Kiezkonzert 2015 im Bürgerhaus Wilhelmsburg

 

Schüler organisieren selber ein Konzert? Pah!
Und dann noch ein klassisches-in Wilhelmsburg? Undenkbar!
Meint man. Stimmt aber nicht!

Die Patenschülerin der Nelson-Mandela-Schule im Tonali15-Wettbewerb, die junge Cellistin Nadja Reich aus Zürich, gab am 12.12.15 ein Konzert im Kleinen Saal des Bürgerhauses Wilhelmsburg.

Nikolai, Toni und Aleksi aus dem 10. Jahrgang der NMS gelang es mit Hilfe ihres Teams, das die professionellen Kiez-Plakate hängte und ihnen moralisch zur Seite stand, sowie der eifrigen, professionellen Unterstützung durch Katja Scheer, BüWi, dieses zu organisieren:

Ganz neu, ganz anders ist dieses Konzert, fängt in Stille, im Dunkeln an mit dem Prélude aus der 5. Suite für Cello Solo von  J. S. Bach. Ganz Ohr, ganz offen da das Publikum, das bis zum Ende gebannt bleiben wird.

Anders Hören

Das Konzert war überschrieben mit der Frage „Hören wir eigentlich nur mit den Ohren?“ Der Versuch einer Antwort stellen Reichs eigene, immer wieder eingefügte Improvisationen dar: Sie sind ein moderner, reizender Ohrenschmaus! Geschickt nutzt Reich das Medium Zeichnung, denn ihre musikalischen Impulse werden beim Hören gleich durch Corinna Reich, Sängerin, freie Künstlerin und Mutter der Cellistin, mit einer Linie „mitgeschrieben“. So entstehen grafische Bilder, Hörskizzen, die musikalische Linien klären und bei der Entdeckung helfen.

„Hören wir eigentlich nur mit den Ohren?“ Wir hören die Beschreibungen der Oberstufenschülerin Betül der NMS zum „Allegro non troppo“ aus der Sonate in e-moll für Cello und Klavier von Johannes Brahms. Der Hamburger gelingt Nadja hervorragend, transparent, facettenreich, mitnehmend! Auch hier wird das hohe Niveau der jungen Musikerin deutlich, das für die Qualität von Tonali zeugt.

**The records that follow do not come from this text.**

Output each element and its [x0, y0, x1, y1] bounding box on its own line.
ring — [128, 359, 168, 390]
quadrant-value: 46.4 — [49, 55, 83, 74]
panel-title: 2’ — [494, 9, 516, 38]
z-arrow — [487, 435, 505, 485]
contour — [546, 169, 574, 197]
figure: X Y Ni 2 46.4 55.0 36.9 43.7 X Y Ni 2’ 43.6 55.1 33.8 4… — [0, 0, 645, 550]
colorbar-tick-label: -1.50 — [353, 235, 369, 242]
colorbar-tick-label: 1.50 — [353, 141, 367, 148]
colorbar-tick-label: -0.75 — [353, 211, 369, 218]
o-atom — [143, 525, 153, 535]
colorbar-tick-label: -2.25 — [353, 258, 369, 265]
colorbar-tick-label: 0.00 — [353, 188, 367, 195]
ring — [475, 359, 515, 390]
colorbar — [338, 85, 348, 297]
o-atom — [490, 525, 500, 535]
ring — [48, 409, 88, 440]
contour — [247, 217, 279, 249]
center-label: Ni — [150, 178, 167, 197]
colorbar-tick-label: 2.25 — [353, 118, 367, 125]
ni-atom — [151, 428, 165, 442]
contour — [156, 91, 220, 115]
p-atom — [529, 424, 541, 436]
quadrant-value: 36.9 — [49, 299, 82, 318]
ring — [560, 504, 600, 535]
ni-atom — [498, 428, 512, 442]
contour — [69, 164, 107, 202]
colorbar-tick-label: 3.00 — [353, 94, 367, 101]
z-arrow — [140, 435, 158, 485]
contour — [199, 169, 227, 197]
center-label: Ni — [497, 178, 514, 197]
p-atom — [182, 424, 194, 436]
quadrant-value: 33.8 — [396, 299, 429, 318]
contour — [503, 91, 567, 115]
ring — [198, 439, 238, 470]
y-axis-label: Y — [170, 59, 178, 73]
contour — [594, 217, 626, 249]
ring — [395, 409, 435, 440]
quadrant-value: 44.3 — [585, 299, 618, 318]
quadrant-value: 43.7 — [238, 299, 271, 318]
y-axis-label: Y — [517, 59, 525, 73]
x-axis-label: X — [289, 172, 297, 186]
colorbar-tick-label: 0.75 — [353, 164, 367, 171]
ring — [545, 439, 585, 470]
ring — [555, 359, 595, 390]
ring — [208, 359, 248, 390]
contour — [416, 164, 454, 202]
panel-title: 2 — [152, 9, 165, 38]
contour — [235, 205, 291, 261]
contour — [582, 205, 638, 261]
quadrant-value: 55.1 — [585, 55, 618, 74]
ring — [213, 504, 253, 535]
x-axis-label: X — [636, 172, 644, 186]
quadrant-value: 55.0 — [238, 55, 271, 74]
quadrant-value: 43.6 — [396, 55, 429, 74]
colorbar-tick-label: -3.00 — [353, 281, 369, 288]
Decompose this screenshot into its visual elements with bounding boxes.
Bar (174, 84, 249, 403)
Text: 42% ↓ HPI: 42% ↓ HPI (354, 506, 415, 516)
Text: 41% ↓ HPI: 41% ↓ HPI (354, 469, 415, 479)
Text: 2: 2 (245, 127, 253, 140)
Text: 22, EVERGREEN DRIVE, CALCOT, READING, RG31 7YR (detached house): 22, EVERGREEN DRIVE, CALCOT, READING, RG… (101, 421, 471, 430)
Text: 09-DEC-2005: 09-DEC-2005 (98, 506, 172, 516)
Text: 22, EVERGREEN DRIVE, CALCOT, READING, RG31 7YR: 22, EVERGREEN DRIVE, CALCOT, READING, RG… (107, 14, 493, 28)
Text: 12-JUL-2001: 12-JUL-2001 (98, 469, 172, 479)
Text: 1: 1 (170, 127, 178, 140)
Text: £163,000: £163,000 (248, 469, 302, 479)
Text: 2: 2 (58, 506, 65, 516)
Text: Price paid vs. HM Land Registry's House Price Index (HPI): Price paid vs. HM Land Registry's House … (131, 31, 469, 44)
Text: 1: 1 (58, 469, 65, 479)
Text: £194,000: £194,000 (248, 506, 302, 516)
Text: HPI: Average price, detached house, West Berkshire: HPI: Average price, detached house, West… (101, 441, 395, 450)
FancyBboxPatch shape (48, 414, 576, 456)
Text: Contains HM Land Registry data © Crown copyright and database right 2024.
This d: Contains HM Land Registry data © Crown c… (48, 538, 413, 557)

Und wieder ein Methodenwechsel: da begegnen sich Cello und Violine, gespielt durch Maria Reich; von vorne das Cello, erst vorsichtig aus dem Hintergrund, dann auf die niedrige Bühne zuschreitend und klar klingende Violine. „Hören wir eigentlich nur mit den Ohren?“

Weberns „Drei kleine Stücke“ oder ein Rondo von Dvorák dürfen wie Silvestros „Postludium zum zusammenfassenden Abschluss des Konzertes nicht unerwähnt bleiben, beweisen sie doch eine harmonische, an-reizende und wohl geratene Zusammenstellung  des kurzweiligen Konzertes.

Impulse

Neue Impulse, neue Entdeckungen und Begegnungen durch klassische Musik? Ja! Hier haben sich junge Menschen eine Karte gekauft, die sonst nie und schon gar nicht freiwillig in ein klassisches Konzert gehen würden.

Und sie kommen wieder? Hoffen wir, dass nicht alle, aber zumindest noch mehr klassische Konzerte es schaffen, solche Brücken für „Klassik-ungeübte“ Menschen zu bauen!

Wagen wir weiterhin solche Schritte in eine neue, erweiterte Musikkultur, denn sie begeistern auch Musikliebhaber!

Toll Tonali! Ein Hoch auf die Kiezkonzerte!